JAKARTA (Reuters) - Indonesia’s economic growth picked up a touch in the first quarter on firmer export prices of some commodities and stronger demand in major trading partners, though analysts were split on how far this momentum will carry through to the rest of the year.
Southeast Asia’s largest economy grew 5.01 percent in the January-March period on an annual basis, the statistics bureau said on Friday, matching a Reuters poll and up slightly from 4.94 percent in the preceding quarter.
The resource-rich country has struggled through years of slowing growth as a plunge in commodity prices hurt everything from exports to investment and people’s purchasing power.
The recovery in prices of some of Indonesia’s main commodities, such as palm oil and coal, helped economic growth pick up to 5.02 percent last year, from 4.79 percent in 2015.
In the first quarter, exports of goods and services rose more than 8 percent. The head of the statistics bureau Suhariyanto attributed this to rising prices of commodities such as tea and shrimp. Demand was also supported by slightly better economic growth in China, the United States and Singapore - Indonesia’s major trading partners.
“This is promising and in line with growth in our export partners,” Suhariyanto told a briefing.
Consultancy Capital Economics described the first-quarter performance as disappointing and Natwest Markets said it was sub-potential.
But Standard Chartered and local brokerage Samuel Sekuritas were more upbeat and suggested it pointed to a better reading in coming quarters.
“It was an external driven recovery in line with our expectation.
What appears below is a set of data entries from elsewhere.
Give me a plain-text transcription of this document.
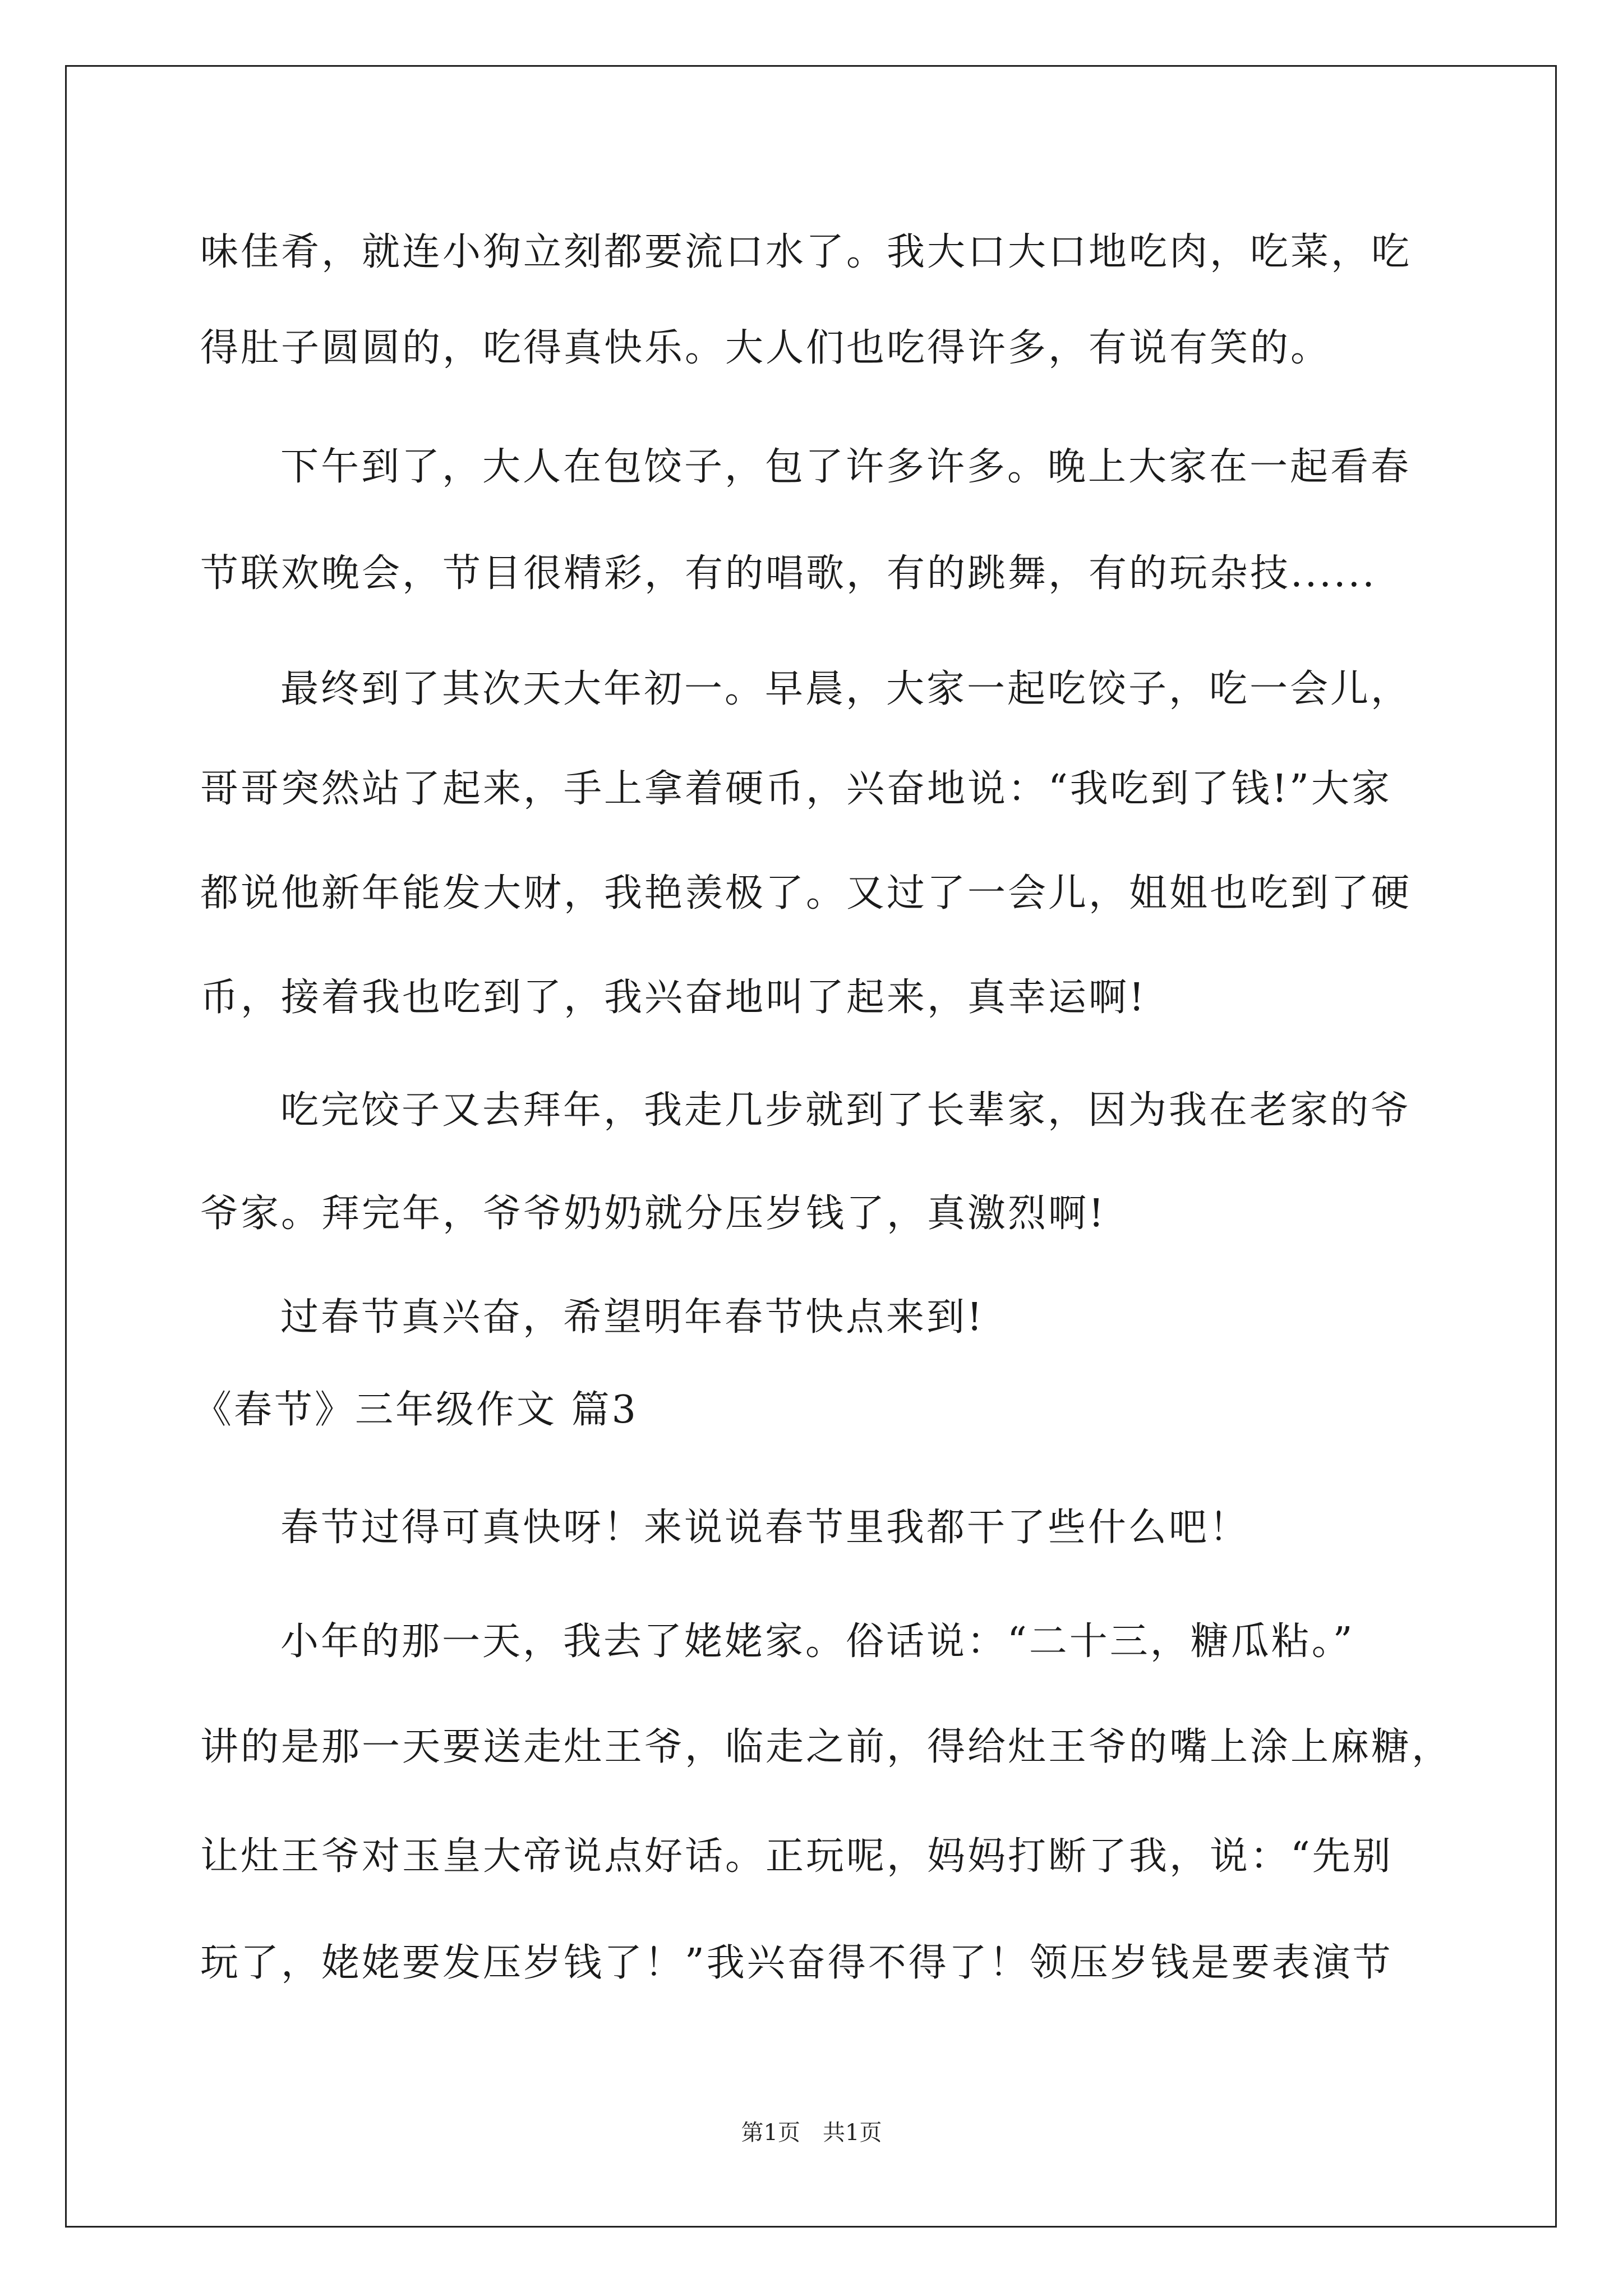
味佳肴，就连小狗立刻都要流口水了。我大口大口地吃肉，吃菜，吃
得肚子圆圆的，吃得真快乐。大人们也吃得许多，有说有笑的。
下午到了，大人在包饺子，包了许多许多。晚上大家在一起看春
节联欢晚会，节目很精彩，有的唱歌，有的跳舞，有的玩杂技......
最终到了其次天大年初一。早晨，大家一起吃饺子，吃一会儿，
哥哥突然站了起来，手上拿着硬币，兴奋地说：“我吃到了钱!”大家
都说他新年能发大财，我艳羡极了。又过了一会儿，姐姐也吃到了硬
币，接着我也吃到了，我兴奋地叫了起来，真幸运啊!
吃完饺子又去拜年，我走几步就到了长辈家，因为我在老家的爷
爷家。拜完年，爷爷奶奶就分压岁钱了，真激烈啊!
过春节真兴奋，希望明年春节快点来到!
《春节》三年级作文 篇3
春节过得可真快呀！来说说春节里我都干了些什么吧！
小年的那一天，我去了姥姥家。俗话说：“二十三，糖瓜粘。”
讲的是那一天要送走灶王爷，临走之前，得给灶王爷的嘴上涂上麻糖，
让灶王爷对玉皇大帝说点好话。正玩呢，妈妈打断了我，说：“先别
玩了，姥姥要发压岁钱了！”我兴奋得不得了！领压岁钱是要表演节
第1页　共1页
We see growth improving in the future as the government spends more,” said Standard Chartered economist Aldian Taloputra, who expects export gains to feed through to investment and consumption.
Standard Chartered expects the economy to grow 5.3 percent this year.
Capital Economics maintained its view that growth will likely remain stuck at around 5 percent over the next couple of years, with senior Asia economist Gareth Leather citing relatively depressed commodity prices and soft credit growth.
During the first three months, growth of private consumption, which accounts for more than half of Indonesia’s gross domestic product, slowed slightly, while investment remained sluggish.
But after lower state spending in the second half of 2016 had dragged on growth, the government increased spending in the first quarter.
Indonesia’s finance minister Sri Mulyani Indrawati told Reuters last month there would be no more spending cuts this year as revenue-collection was on track and 2017 GDP growth was likely to top the official target of 5.1 percent.
Meanwhile, the mining sector swung back to contraction after growing for a few quarters, due to a decline in production at big miners like PT Freeport Indonesia and Amman Mineral Nusa Tenggara, as well as lower oil and gas output.
Improving growth in other major sectors like agriculture and manufacturing helped compensate for the mining contraction.
Most economists in a Reuters poll on monetary policy believe the central bank is unlikely to support the economy with more rate cuts this year, having cut six times last year.
“The momentum to cut is constrained by rising inflation,” said Myrtal Gunarto, Maybank Indonesia’s economist. The central bank next meets for a policy review on May 17-18.